Having this dynamic in mind, the report specifies five scenarios of how the EIP-1559 activation may play out.
Scenario #1
Miners maintain the old chain without EIP-1559. This scenario is unlikely because of the Ethereum difficulty bomb. All EIP-1559 opponents would have to go through an additional hard fork to avoid grinding their version of Ethereum to a halt.
Scenario #2
Miners create a new altcoin. Much like with Ethereum and Ethereum Classic (ETC) split, miners could fork Ethereum and create an entirely new chain. However, this is unlikely as well because a forked version of Ethereum today would also replicate thousands of different tokens smart contracts, applications, and much more. Even though all of the projects would be copied in a fork, they would essentially constitute mere skeletons. Consider a stablecoin project or Wrapped Bitcoin (WBTC) – they represent claims on an asset in the real world, yet duplicating the claim would not duplicate the asset.
“The emergence of tokenized assets and Defi has made Ethereum’s state unforkable,’’ according to the authors.
Scenario #3
Miners create an altcoin with a fresh state. Creating a new altcoin with a fresh state is more feasible than the second scenario, but the new chain would lose the existing ETH supply distribution, as it was the case with other stateless forks of Ethereum like Tron (TRX) or Binance Smart Chain (BNB). Alternatively, if the new chain copied the distribution of ETH, all the new coins would be in the hands of potential adversaries who could use it to suppress the price discovery of the new asset.
Scenario #4
Miners could join the new chain but block EIP-1559. In this scenario, miners would join the users on the new Ethereum blockchain, but would actively interfere with the EIP-1559 mechanism to prevent it from burning ETH. However, competition between different miners makes this strategy infeasible without the implementation of an additional miner-activated soft fork, which would constitute an unprecedented and self-destructive economic attack on the Ethereum network and its users.
Scenario #5
Miners join the new chain and support EIP-1559. According to the researchers, this is the most likely scenario. Even if miners made less on the new chain, they could still earn much more than creating any sort of altcoin.

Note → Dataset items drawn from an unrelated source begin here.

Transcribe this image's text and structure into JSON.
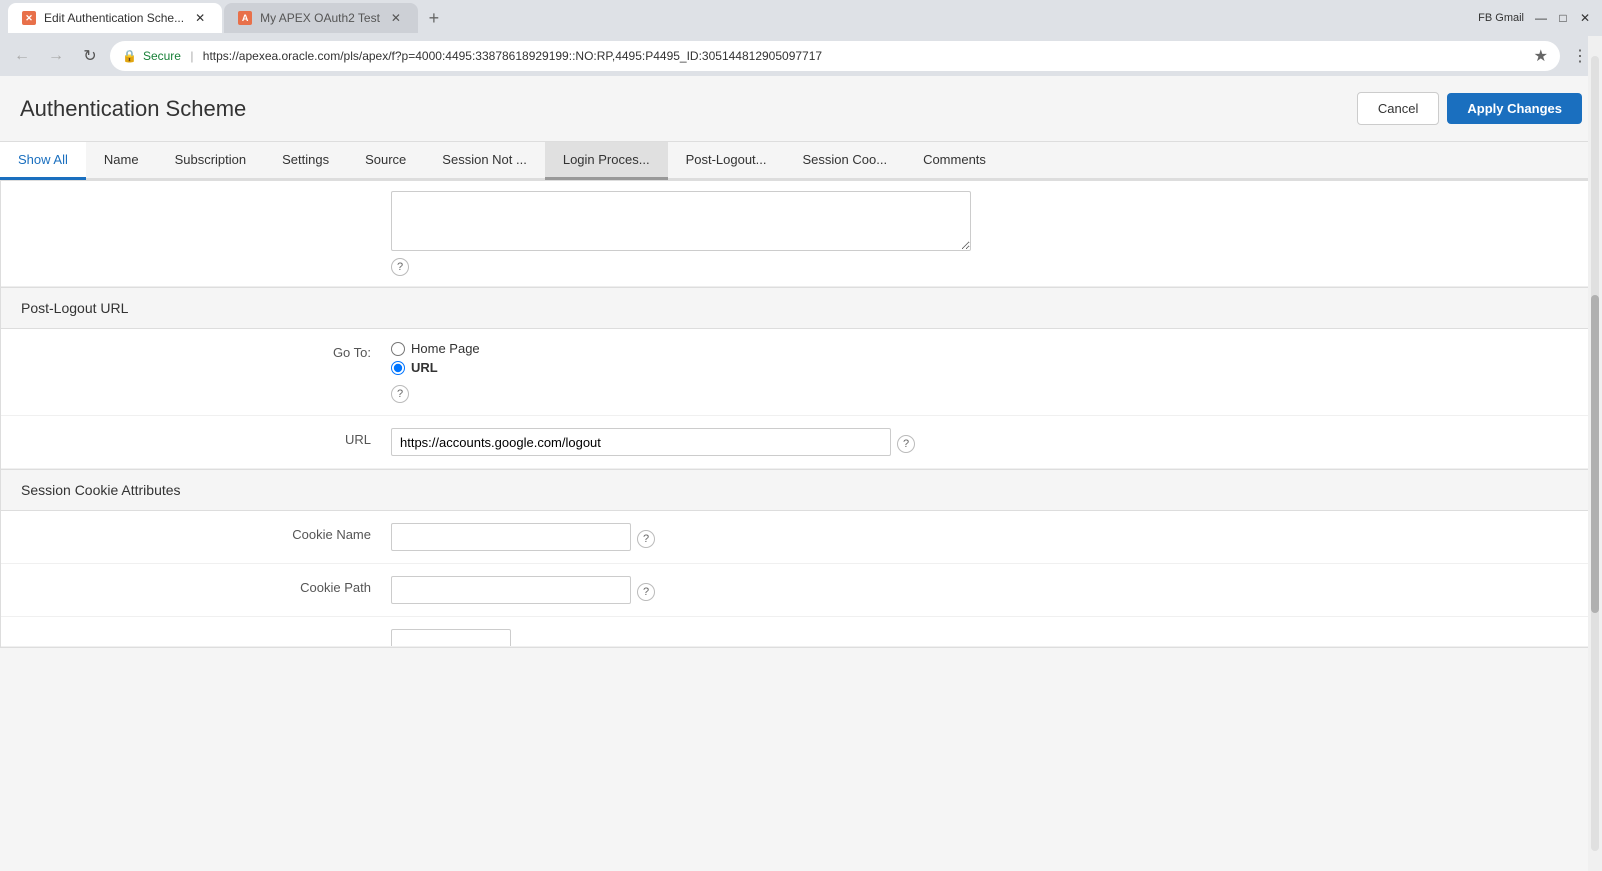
{
  "browser": {
    "profile_label": "FB Gmail",
    "tabs": [
      {
        "id": "tab1",
        "favicon_type": "apex",
        "favicon_text": "✕",
        "label": "Edit Authentication Sche...",
        "active": true
      },
      {
        "id": "tab2",
        "favicon_type": "apex",
        "favicon_text": "✕",
        "label": "My APEX OAuth2 Test",
        "active": false
      }
    ],
    "url": "https://apexea.oracle.com/pls/apex/f?p=4000:4495:33878618929199::NO:RP,4495:P4495_ID:305144812905097717",
    "secure_label": "Secure",
    "window_controls": {
      "minimize": "—",
      "maximize": "□",
      "close": "✕"
    }
  },
  "page": {
    "title": "Authentication Scheme",
    "cancel_label": "Cancel",
    "apply_label": "Apply Changes"
  },
  "tabs": {
    "items": [
      {
        "id": "show-all",
        "label": "Show All",
        "active": true
      },
      {
        "id": "name",
        "label": "Name",
        "active": false
      },
      {
        "id": "subscription",
        "label": "Subscription",
        "active": false
      },
      {
        "id": "settings",
        "label": "Settings",
        "active": false
      },
      {
        "id": "source",
        "label": "Source",
        "active": false
      },
      {
        "id": "session-not",
        "label": "Session Not ...",
        "active": false
      },
      {
        "id": "login-process",
        "label": "Login Proces...",
        "active": false,
        "selected": true
      },
      {
        "id": "post-logout",
        "label": "Post-Logout...",
        "active": false
      },
      {
        "id": "session-coo",
        "label": "Session Coo...",
        "active": false
      },
      {
        "id": "comments",
        "label": "Comments",
        "active": false
      }
    ]
  },
  "form": {
    "textarea_placeholder": "",
    "help_icon_label": "?",
    "post_logout_section": "Post-Logout URL",
    "go_to_label": "Go To:",
    "radio_home_page": "Home Page",
    "radio_url": "URL",
    "url_label": "URL",
    "url_value": "https://accounts.google.com/logout",
    "session_cookie_section": "Session Cookie Attributes",
    "cookie_name_label": "Cookie Name",
    "cookie_path_label": "Cookie Path",
    "cookie_name_value": "",
    "cookie_path_value": ""
  }
}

In addition to these scenarios, the report also mentions three possible concessions that could satisfy the miners even more:
- Raising the block subsidy on the new chain to increase miner compensation.
- EIP-969 activation, which would remove all ASIC miners from the Ethereum network.
- Instead of burning the fees, it could be distributed to miners in the next unspecified number of blocks.
Nevertheless, the report concluded that “it is already in the best interests of miners to cooperate with users on the upgrade,’ and the transition is likely to succeed despite the protests of some.
The upcoming EIP-1559 transition will be further discussed at the EIP-1559 roundtable on Friday, February 26, 2021, at 14:00 UTC.
At the time of writing (17:12 UTC), ETH trades at USD 1,562 and is down by almost 10% in a day and 12% in a week, trimming its monthly gains to less than 27%. The price rallied by almost 500% in a year.